The C‐terminal half of MTA1 can bind two molecules of RBBP4. A. Immunoprecipitation analysis showing that MTA1_440–550, which encompasses a single RBBP‐binding motif (RBM) at positions 493–498 (⁴⁹³WHAARH), is able to bind a single RBBP4. Cleared cell lysates (Input) of HEK293 cells expressing the proteins indicated on top, as well as anti‐HA immunoprecipitates (anti‐HA pulldown), were analysed by Western Blot using anti‐HA or anti‐FLAG antibodies, to detect the proteins indicated on the left. The absence of FLAG‐RBBP4 in the elution of the triple co‐transfection (lane 3) suggests that only one RBBP4 can bind to MTA1_440–550. B. Immunoprecipitation analysis showing that MTA1_449‐715, which contains the two RBMs at positions 493–498 and 678–683, is able to bind two molecules of RBBP4. Cleared cell lysates (Input) of HEK293 cells expressing the proteins indicated on top, as well as anti‐FLAG immunoprecipitates (anti‐FLAG pulldown), were analysed by Western Blot using anti‐FLAG, anti‐HA or anti‐MTA1 antibodies, to detect the proteins indicated on the left.
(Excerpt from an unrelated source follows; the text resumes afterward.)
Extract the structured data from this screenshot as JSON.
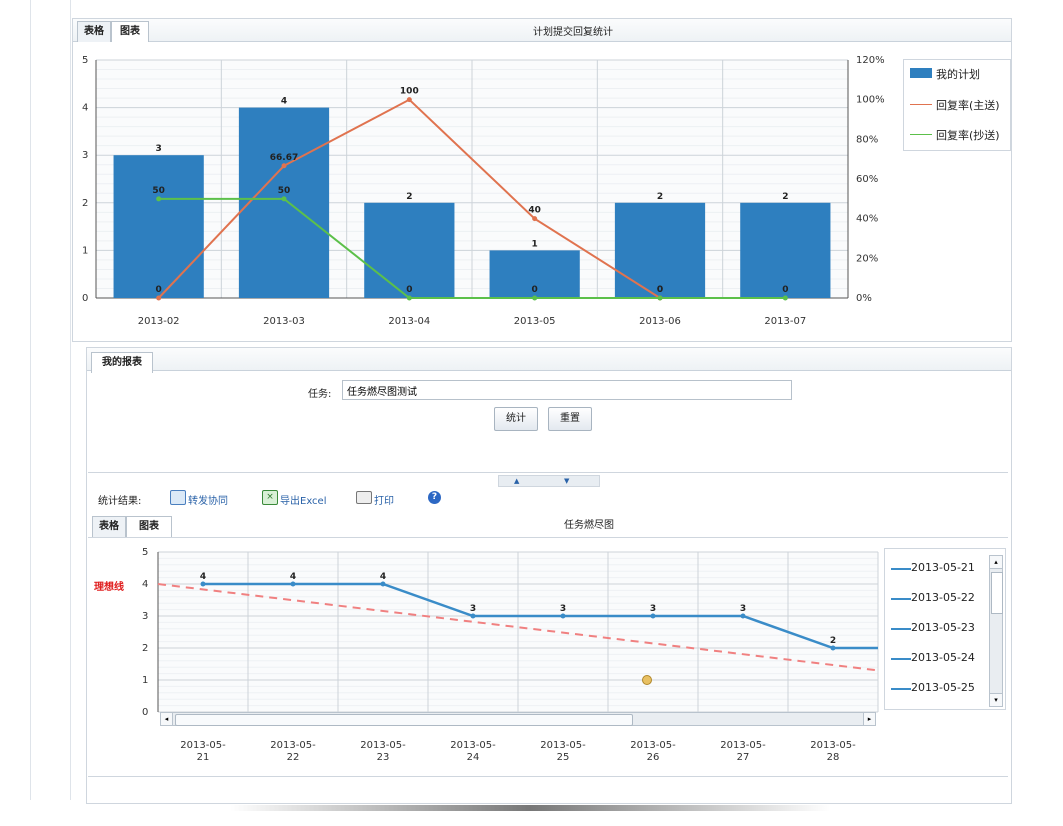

The results show that FLAG‐RBBP4 can efficiently pull down HA‐RBBP4 in the presence of MTA1_449–715, suggesting that this fragment can bind two molecules of RBBP4. However, this effect is not observed when using an MTA1_449–715 version mutated at one of the RBMs (⁶⁷⁸KRAARR to AAAAAA). C. Sypro‐stained SDS‐PAGE showing purified RBBP4‐MTA1_449–715 before and after treatment with glutaraldehyde. The crosslinked complex runs at a molecular weight consistent with the formation of a 2:1 (RBBP4:MTA1_449–715) complex.